編集部作成
外資系経営コンサルティング会社大手、PwCコンサルティングとアクセンチュアが6月末〜7月上旬、相次いでメタバース空間内で大規模な社内イベントや、本格的な発表イベントを開く。
3Dで構築された仮想空間で、仕事や遊び、コミュニケーションをとる「メタバース」は、2021年にバズワードとして注目された。そうしたテクノロジー業界の動きを、企業の経営を支援する経営コンサルティング企業大手が、自身でも取り入れ始めた形だ。
PwCコンサルティング、3000台のVRゴーグルを調達。6月末の社内イベント向け
撮影:伊藤有
PwCコンサルティングは、社員全員を対象とする大規模な社内イベントをメタバース(VR空間)上で実施する。社内イベントは6月27日〜29日の3日間で実施。イベントに参加する社員向けに3000台のVRゴーグルを用意した。
同社内イベントではPwCコンサルティングCEOの大竹伸明氏が社員へ3カ年計画を説明するほか、メタバース上での業界の有識者との対談や、著名人を招いたライブコンテンツが用意されている。3日間を通してメタバースの可能性について、ビジネスとエンタメの2つの観点から検証する方針だ。
PwC Japan広報はBusiness Insider Japanの取材に対し、使用するVRイベントのプラットフォームは「VRChat」と国内のVRベンチャーが運営する「cluster」を組み合わせて、コンテンツによって使い分けながら3日間を運営すると明かした。

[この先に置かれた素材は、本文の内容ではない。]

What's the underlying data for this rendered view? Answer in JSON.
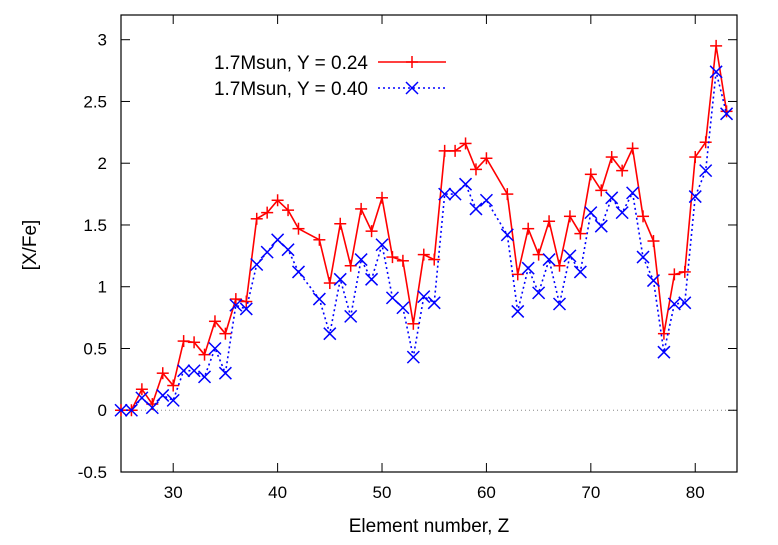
{
  "chart_data": {
    "type": "line",
    "title": "",
    "xlabel": "Element number, Z",
    "ylabel": "[X/Fe]",
    "xlim": [
      25,
      84
    ],
    "ylim": [
      -0.5,
      3.2
    ],
    "xticks": [
      30,
      40,
      50,
      60,
      70,
      80
    ],
    "xtick_labels": [
      "30",
      "40",
      "50",
      "60",
      "70",
      "80"
    ],
    "yticks": [
      -0.5,
      0,
      0.5,
      1,
      1.5,
      2,
      2.5,
      3
    ],
    "ytick_labels": [
      "-0.5",
      "0",
      "0.5",
      "1",
      "1.5",
      "2",
      "2.5",
      "3"
    ],
    "zero_line": true,
    "grid": false,
    "legend_position": "top-left",
    "series": [
      {
        "name": "1.7Msun, Y = 0.24",
        "color": "#ff0000",
        "marker": "plus",
        "line_style": "solid",
        "x": [
          25,
          26,
          27,
          28,
          29,
          30,
          31,
          32,
          33,
          34,
          35,
          36,
          37,
          38,
          39,
          40,
          41,
          42,
          44,
          45,
          46,
          47,
          48,
          49,
          50,
          51,
          52,
          53,
          54,
          55,
          56,
          57,
          58,
          59,
          60,
          62,
          63,
          64,
          65,
          66,
          67,
          68,
          69,
          70,
          71,
          72,
          73,
          74,
          75,
          76,
          77,
          78,
          79,
          80,
          81,
          82,
          83
        ],
        "values": [
          0.0,
          0.0,
          0.17,
          0.05,
          0.3,
          0.2,
          0.56,
          0.55,
          0.45,
          0.72,
          0.62,
          0.9,
          0.88,
          1.55,
          1.6,
          1.7,
          1.62,
          1.47,
          1.38,
          1.03,
          1.51,
          1.17,
          1.63,
          1.45,
          1.72,
          1.24,
          1.21,
          0.7,
          1.26,
          1.22,
          2.1,
          2.1,
          2.16,
          1.95,
          2.04,
          1.75,
          1.1,
          1.47,
          1.26,
          1.53,
          1.17,
          1.57,
          1.43,
          1.91,
          1.78,
          2.05,
          1.94,
          2.12,
          1.57,
          1.37,
          0.62,
          1.1,
          1.12,
          2.05,
          2.17,
          2.95,
          2.42
        ]
      },
      {
        "name": "1.7Msun, Y = 0.40",
        "color": "#0000ff",
        "marker": "cross",
        "line_style": "dotted",
        "x": [
          25,
          26,
          27,
          28,
          29,
          30,
          31,
          32,
          33,
          34,
          35,
          36,
          37,
          38,
          39,
          40,
          41,
          42,
          44,
          45,
          46,
          47,
          48,
          49,
          50,
          51,
          52,
          53,
          54,
          55,
          56,
          57,
          58,
          59,
          60,
          62,
          63,
          64,
          65,
          66,
          67,
          68,
          69,
          70,
          71,
          72,
          73,
          74,
          75,
          76,
          77,
          78,
          79,
          80,
          81,
          82,
          83
        ],
        "values": [
          0.0,
          0.0,
          0.1,
          0.02,
          0.12,
          0.08,
          0.32,
          0.32,
          0.27,
          0.5,
          0.3,
          0.85,
          0.82,
          1.18,
          1.28,
          1.38,
          1.3,
          1.12,
          0.9,
          0.62,
          1.06,
          0.76,
          1.22,
          1.06,
          1.34,
          0.91,
          0.83,
          0.43,
          0.92,
          0.87,
          1.75,
          1.75,
          1.83,
          1.63,
          1.7,
          1.42,
          0.8,
          1.15,
          0.95,
          1.22,
          0.86,
          1.25,
          1.12,
          1.6,
          1.49,
          1.72,
          1.6,
          1.76,
          1.24,
          1.05,
          0.47,
          0.86,
          0.87,
          1.73,
          1.94,
          2.74,
          2.4
        ]
      }
    ]
  }
}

この時期にメタバース上での社内イベントに踏み切った理由には、「社員一人ひとりへ戦略の理解促進を図るため、ビジネス活用へのニーズが高まっている『メタバース』をプラットフォームとして利用する」という狙いがある。
アクセンチュア日本、全社初の「メタバース記者会見」を7月5日開催
OleksSH / Shutterstock
一方のアクセンチュアはメタバース上での記者会見に踏み切った。
7月5日、2022年に企業が押さえるべき技術トレンドの最新調査を報告する場として「Technology Vision 2022」の記者会見をメタバース上で開く。メタバース上での記者会見は、全世界のアクセンチュアとして初の試みになるという。「会場」には、PwCと同様にclusterを使用する。
アクセンチュア広報はBusiness Insider Japanの取材に対し、メタバース上での開催を選んだ背景について「メタバースがテーマの調査レポートのため、取材記者陣にも深く体験してもらう必要があると考えた」と説明した。
アクセンチュアの調査では、全世界で71%の経営幹部が「メタバースは自社にポジティブなインパクトをもたらす」と答えているという。
VR空間でのプレゼンテーションにあたっては、登壇する日本法人の山根圭輔氏(テクノロジー コンサルティング本部 インテリジェントソフトウェアエンジニアリングサービスグループ共同日本統括 マネジング・ディレクター)が自身を模した3Dアバターを事前に作成し、当日のプレゼンテーションに臨む見込みだ。
PwC、アクセンチュアともに共通しているのは、メタバースをビジネス変革の大きなトレンドして発信する以上、自社でも取り入れ始めなければ言動一致しない、ということだろう。